The argument is unfair in that many of the Wii’s biggest hits underutilized the motion controls (The Legend of Zelda: Twilight Princess, Super Mario GalaxySuper Smash Bros. Brawl) and no one called foul, while a lot of the titles that utilized the motion controls best came late in the Wii’s lifetime.  The fact is, the Wii U is only two-and-a-half-years-old, and we’ve yet to see what the console can really do.  One simply has to look back at The Legend of Zelda: Skyward Sword to see a late console entry making full use of the console’s concept, the Wii’s motion controls, and overcoming its graphical limitations by generating a gorgeous, impressionist art style thus fully demonstrating both what the Wii was capable of.  While the Wii U has a lot of wonderful games, it hasn’t quite found that title yet, and until I’ve played Zelda Wii U and several of the other titles slated for release this year, I will hold off harsher judgment.

It also seems unfair to criticize the GamePad when it’s only now really making use of one of its hottest features, near field communications, or NFC.  That’s right, I’m talking about amiibo.  Amiibo, figurines of Nintendo characters that can interact with certain games and save and store data in the figure itself, arrived on the scene late last November.  Since then there have been two more waves of figures, with a fourth set to come out next month.  As of January, Nintendo reported it had already sold 5.7 million units worldwide.  At $13 a unit, that’s about $74.1 million dollars in sales in under three months, all before the release of the New Nintendo 3DS which also has NFC capabilities.  If that isn’t counted as a Wii U win, I don’t know what is.  Based on the popularity of titles like Skylanders and Disney Infinity, and seeing the frenzy that amiibo has already generated, the Wii U, with its NFC capable GamePad, stands to make a killing and further mark its comeback.  Really long story short, if “NX” replaces the Wii U, it is not because the Wii U is a failed console or featured a failed concept, it was merely a matter of time.

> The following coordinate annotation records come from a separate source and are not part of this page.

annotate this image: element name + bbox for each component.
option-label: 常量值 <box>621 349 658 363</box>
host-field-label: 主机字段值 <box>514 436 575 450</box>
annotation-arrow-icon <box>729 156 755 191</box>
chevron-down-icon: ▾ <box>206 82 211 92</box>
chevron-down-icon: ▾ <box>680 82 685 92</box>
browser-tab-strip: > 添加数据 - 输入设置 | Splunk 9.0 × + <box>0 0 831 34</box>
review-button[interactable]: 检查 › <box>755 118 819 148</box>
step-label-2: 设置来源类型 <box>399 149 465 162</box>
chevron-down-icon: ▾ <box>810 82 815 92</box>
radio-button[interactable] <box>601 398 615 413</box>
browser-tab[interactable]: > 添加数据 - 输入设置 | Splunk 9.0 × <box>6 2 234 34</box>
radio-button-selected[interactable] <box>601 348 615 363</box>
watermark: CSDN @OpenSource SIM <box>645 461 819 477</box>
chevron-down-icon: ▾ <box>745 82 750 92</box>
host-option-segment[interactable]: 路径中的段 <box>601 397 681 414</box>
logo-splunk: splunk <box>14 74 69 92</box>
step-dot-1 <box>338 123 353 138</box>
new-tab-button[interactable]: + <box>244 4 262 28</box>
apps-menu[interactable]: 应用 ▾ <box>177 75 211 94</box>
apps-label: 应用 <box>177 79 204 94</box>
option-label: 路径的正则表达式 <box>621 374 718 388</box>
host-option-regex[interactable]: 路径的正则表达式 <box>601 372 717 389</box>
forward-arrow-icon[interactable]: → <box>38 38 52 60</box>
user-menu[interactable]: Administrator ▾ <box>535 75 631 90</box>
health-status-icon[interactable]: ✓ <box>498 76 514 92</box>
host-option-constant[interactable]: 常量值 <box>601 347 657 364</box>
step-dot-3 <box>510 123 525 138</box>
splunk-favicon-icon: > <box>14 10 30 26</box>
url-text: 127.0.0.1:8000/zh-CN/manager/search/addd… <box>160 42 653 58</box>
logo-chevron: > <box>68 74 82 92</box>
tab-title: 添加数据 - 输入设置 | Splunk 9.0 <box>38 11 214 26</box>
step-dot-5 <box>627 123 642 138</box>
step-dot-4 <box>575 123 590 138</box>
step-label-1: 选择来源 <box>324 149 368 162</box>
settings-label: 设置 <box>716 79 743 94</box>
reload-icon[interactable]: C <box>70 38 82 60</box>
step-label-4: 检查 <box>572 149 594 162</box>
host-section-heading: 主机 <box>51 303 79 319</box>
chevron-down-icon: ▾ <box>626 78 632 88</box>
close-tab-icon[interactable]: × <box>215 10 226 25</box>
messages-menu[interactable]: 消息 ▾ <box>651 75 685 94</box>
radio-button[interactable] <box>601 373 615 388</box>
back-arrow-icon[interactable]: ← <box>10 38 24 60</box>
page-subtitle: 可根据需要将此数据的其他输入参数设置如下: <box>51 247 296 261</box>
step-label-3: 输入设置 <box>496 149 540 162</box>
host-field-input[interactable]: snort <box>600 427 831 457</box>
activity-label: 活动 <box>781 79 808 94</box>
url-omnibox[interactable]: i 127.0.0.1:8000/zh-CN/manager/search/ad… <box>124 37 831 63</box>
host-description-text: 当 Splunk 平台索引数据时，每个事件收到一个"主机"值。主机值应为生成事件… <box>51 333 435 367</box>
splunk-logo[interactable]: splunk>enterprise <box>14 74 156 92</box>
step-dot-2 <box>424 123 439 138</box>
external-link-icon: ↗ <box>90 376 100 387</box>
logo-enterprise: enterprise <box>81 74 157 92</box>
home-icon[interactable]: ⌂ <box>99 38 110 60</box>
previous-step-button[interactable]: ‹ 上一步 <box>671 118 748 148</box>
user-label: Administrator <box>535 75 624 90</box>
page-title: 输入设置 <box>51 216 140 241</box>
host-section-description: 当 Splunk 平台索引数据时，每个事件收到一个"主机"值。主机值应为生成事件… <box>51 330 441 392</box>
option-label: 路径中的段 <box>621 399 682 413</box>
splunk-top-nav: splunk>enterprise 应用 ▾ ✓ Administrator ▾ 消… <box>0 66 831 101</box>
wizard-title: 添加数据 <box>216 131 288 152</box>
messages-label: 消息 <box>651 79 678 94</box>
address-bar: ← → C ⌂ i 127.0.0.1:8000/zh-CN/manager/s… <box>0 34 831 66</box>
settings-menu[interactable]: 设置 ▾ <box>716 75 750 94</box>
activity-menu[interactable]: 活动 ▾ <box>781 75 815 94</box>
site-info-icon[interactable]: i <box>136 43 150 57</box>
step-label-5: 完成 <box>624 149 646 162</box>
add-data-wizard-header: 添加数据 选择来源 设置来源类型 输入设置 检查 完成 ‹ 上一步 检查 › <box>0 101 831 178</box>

Here are the rest of the facts.  Where the Wii U has yet to turn three, the Nintendo 3DS is days shy of turning four here in the States (Happy Almost Birthday, 3DS!).  Should “NX” be revealed at next year’s E3 and be released the following year, 2017, around third or fourth quarter, the 3DS will be six-years-old going on seven!  While many of Nintendo’s mobile consoles have longer life cycles than five years, with more revisions than home consoles, some portable platforms were only given three years to shine, amongst them the Game Boy Color and the Game Boy Advance.  The 3DS has already had three revisions (the XL, the 2DS, and now the New Nintendo 3DS), so where will it be in 2017?  Always complete with their own “new concepts,” including the DS’s double screen and touch screen (did you forget what “DS” stood for?) and the 3DS’ 3D display, the “NX” could easily be Nintendo’s next portable console.   Should that be the case, we shouldn’t be discussing what Nintendo will do to keep up with Sony and Microsoft, but what Sony will attempt to keep up with Nintendo in the portable market.  Based on the PS Vita’s track record, not much (just kidding, Sony enthusiasts!).

The fact remains that no one outside of Nintendo knows what “NX” is, home console, portable, or other.  We’ll see Nintendo mobile titles before the “NX” is revealed.  So, in the infamous words of Heath Ledger’s Joker, “Why so serious?”  As it stands, the Wii U is far from dead, the 3DS is better than ever, and, like Pokemon before them, we’ve got amiibo to collect (Nintendo, have you thought about a Pokemon amiibo line with a new Pokemon title released alongside?  There’s money in that idea!).  So until the Nintendo Entertainment Xperience is announced (totally what “NX” should be called.  It’s throwback-y, but still hip because of the “X”), let’s enjoy what we have.  Until NX’t time, thanks for reading.